In the spirit of the series, the parts that were messier than the headline.

- **Product Hunt traffic is curious, not hungry.** A good chunk of launch-day visitors are there to browse the leaderboard, not to find a meeting tool. So the signup rate from pure Product Hunt curiosity is not really better than a normal day, it was the volume that made it worth it, not the rate. Worth knowing before you pin your hopes on conversion.
- **The spike dies fast.** Launch traffic spikes for a day and then tapers hard. If the spike were the only thing a launch did, it would not be worth much.
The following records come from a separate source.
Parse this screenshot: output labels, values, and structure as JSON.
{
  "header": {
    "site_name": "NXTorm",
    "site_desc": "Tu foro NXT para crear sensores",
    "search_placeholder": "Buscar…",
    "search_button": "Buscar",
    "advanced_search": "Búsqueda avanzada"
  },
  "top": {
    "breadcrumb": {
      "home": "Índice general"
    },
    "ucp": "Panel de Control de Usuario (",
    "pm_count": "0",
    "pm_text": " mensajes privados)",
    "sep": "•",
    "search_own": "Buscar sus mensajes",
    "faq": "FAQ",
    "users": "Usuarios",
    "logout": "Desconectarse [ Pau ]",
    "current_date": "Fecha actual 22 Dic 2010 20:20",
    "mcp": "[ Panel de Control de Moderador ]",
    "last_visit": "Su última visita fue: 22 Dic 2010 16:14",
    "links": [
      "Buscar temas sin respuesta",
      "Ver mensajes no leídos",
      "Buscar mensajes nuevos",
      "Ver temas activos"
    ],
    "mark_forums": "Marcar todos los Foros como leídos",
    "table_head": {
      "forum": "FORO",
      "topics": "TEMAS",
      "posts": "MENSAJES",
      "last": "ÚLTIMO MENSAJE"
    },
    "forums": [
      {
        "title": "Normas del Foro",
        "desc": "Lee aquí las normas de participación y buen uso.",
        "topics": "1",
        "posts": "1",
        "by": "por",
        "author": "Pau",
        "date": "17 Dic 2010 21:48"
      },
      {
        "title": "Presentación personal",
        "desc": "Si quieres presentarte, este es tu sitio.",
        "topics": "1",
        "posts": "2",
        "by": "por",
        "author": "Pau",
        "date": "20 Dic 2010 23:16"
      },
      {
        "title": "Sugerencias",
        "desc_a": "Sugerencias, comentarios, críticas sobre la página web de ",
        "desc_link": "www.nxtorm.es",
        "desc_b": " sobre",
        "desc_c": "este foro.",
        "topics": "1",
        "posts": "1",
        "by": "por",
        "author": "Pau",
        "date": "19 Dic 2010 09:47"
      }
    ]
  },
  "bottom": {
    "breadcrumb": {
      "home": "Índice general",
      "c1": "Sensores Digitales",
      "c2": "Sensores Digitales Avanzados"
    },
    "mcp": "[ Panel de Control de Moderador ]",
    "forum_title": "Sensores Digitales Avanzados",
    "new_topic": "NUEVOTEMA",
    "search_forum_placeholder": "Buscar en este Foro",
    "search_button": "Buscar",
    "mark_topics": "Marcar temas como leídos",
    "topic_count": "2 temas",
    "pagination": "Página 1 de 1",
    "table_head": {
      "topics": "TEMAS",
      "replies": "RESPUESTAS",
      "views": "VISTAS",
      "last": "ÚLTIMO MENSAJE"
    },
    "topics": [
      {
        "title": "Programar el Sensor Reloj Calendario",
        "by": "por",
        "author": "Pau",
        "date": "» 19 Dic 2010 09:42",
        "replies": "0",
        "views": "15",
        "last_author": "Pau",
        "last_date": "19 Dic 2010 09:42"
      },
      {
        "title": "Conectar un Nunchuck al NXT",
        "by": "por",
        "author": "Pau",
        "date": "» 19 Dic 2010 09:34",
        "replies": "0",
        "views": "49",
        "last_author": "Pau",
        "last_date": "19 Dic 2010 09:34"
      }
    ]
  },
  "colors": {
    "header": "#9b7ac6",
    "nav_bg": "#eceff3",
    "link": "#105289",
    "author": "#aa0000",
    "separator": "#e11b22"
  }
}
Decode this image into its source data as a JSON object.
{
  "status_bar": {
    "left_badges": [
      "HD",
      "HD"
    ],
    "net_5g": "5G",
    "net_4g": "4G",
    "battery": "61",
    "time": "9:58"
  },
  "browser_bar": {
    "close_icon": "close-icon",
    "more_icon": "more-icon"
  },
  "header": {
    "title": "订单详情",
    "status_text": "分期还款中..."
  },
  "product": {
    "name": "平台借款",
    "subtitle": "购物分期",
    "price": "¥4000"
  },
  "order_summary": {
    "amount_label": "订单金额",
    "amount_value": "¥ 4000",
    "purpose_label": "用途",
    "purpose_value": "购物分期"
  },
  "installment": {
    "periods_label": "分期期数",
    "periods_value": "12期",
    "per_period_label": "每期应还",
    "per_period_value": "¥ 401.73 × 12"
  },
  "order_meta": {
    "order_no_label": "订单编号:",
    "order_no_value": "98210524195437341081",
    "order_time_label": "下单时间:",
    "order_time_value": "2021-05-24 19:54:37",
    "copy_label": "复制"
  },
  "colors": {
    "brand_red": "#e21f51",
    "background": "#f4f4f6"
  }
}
We are betting on the tail, not the spike, which is the whole point of the section above.

## Building in public, even when it doesn't move a metric

One thing we shipped this week has no growth metric attached at all: a ["What's New"](/whats-new) changelog on the site. We do not track signups from the changelog, and we are not going to. The people reading it are mostly already using Kai and want to see how the thing is being built. That is the point. Not everything a growth team does is growth. Some of it is just showing your work, the same reason this series exists, and we think it pays off in trust long before it pays off in a dashboard.

## What's next

- **A second launch, with an experiment.** On Sunday June 14 we launch the web version of the tool on Product Hunt, and we are testing the launch day itself. Some days the #20 product has 50 upvotes; other days the #20 product has more than 200. We want to find a quieter day where our ~90 upvotes could land us a top-5 slot, which gets you into the Product Hunt newsletter the next morning. We will report what the timing change did next week.
- **The full build playbook.** Lambert is publishing the whole journey of building this tool on [LinkedIn](https://www.linkedin.com/in/lambert-lcdb/), including the model comparison behind the Whisper plus Gemini choice, for anyone who wants to build the same thing.
- **A big visual push on the site.** We have a design system and some animations ready to ship, so the next week is a real upgrade to how hirekai.ai looks. A taste of what is coming:

* **Open beta, steady.** We keep letting in 20 people a day. The job, as always, is to put more people in the line.

If you want to follow along, the whole series lives at [How We Grow](/blog/how-we-grow), and [What's New](/whats-new) is the running list of what we ship. Sign up and each issue lands in your inbox, along with early access to what we are building.

## FAQ

## Frequently asked questions

### Is a Product Hunt launch worth it for an early-stage product?

For us, yes. Launch day gave us a spike to 280 visitors (about 11x our baseline), around 90 upvotes at #20, and our best signup day ever. We're honest that Product Hunt wasn't the only thing running that day, we also emailed existing users, so we don't credit every signup to the launch. But it put Kai in front of a few hundred new people, earned a backlink from a high-authority domain, and kicked off organic search traction that compounds for months. That combination is worth the day of work.

### Why do you build your free tools without a login?

Because it matches what the searcher actually wants. Someone who types "meeting transcription" wants to transcribe a meeting, not sign up for an account first. Putting the working tool on the page, with no login or download, satisfies that intent directly. People stay and use it, and that dwell time is a quality signal that helps the page rank, which is the opposite of the signup-wall experience most competitors ship.

### Does a Product Hunt launch keep paying off after launch day?

That is the part most people miss. The launch-day spike tapers within a day or two, but the backlink and the burst of attention helped kick our organic search into gear. Our Google Search Console clicks are now at their highest on a 2-month-old domain, and our click-through rate climbed from about 0.3 percent in April to about 1.3 percent in June. The spike is the smallest part of the return; the compounding search traffic is the reason to do it.